I wonder what would be the intuition of a model trained with massive amounts of time series data in a self-supervised fashion. In the same way that the first layers of a pre-trained model for images recognize basic components of an image, such as corners or gradients, would there be an equivalent to think of for time series? Unlike images and text, two time series from different domains do not necessarily need to share anything apart from having a time axis.

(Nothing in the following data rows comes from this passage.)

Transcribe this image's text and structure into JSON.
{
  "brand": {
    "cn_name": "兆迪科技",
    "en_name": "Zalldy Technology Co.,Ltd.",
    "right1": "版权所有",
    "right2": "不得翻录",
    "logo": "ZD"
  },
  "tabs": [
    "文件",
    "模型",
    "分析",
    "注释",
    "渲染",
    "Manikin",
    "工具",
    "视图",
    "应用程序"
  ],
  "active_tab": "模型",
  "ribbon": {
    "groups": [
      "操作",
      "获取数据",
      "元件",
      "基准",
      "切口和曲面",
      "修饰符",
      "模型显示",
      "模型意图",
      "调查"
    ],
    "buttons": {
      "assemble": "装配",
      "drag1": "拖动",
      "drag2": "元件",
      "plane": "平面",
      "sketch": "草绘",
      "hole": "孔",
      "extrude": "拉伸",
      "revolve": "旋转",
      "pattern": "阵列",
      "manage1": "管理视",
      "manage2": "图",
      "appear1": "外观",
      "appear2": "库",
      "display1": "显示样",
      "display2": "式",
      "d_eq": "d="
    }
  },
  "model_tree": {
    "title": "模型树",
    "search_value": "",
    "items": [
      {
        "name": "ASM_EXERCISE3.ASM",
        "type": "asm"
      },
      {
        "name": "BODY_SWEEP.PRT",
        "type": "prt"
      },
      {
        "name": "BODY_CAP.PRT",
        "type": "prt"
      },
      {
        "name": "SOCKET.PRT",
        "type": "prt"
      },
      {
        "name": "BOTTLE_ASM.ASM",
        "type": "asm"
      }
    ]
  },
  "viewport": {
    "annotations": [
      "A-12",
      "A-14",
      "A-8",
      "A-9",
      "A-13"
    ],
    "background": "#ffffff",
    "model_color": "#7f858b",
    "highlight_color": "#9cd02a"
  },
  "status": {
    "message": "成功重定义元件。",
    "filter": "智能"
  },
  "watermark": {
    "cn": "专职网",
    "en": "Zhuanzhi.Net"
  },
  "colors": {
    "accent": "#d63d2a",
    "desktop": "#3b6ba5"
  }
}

Thanks for the info! That is what I did, +/- some variants. However, I moved a bit away from LSTM for now. A bunch of CNNs (timewise) + some linear layers on top, work better. I get the feeling that there is more to LSTM so later I will try to do some attention like mechanism where to inject the prior future. Also, there is Oguiza’s ResNet and Inception adaptations to time series. Hmm, lots of directions and so little time . . .

In relation to the talk about transfer learning and time series, I just saw this paper accepted on KDD 2020: Multi-Source Deep Domain Adaptation with Weak Supervision for Time-Series Sensor Data

Paper: https://arxiv.org/abs/2005.10996
Code: https://github.com/floft/codats


Yeah, that’s really an intriguing idea. It’d be great to have model trained across multiple TS datasets, that can be then fine-tuned!

1 Like

Thanks for your reply @vrodriguezf. I will check out that paper as well.

I mostly had the situation in mind where you have a lot of unlabelled time series data and some labelled examples from the same data source. I believe this could already be very helpful for many practical projects. The question is just how much unlabelled data you need to make this work and if the features learned from forecasting are useful for downstream classification tasks.

When it comes to a general time series model trained on large amounts of data from different domains, it’s also not clear to me what would be the underlying learned features and if they are useful for transferring to other domains. But for sure it would be very powerful if it works.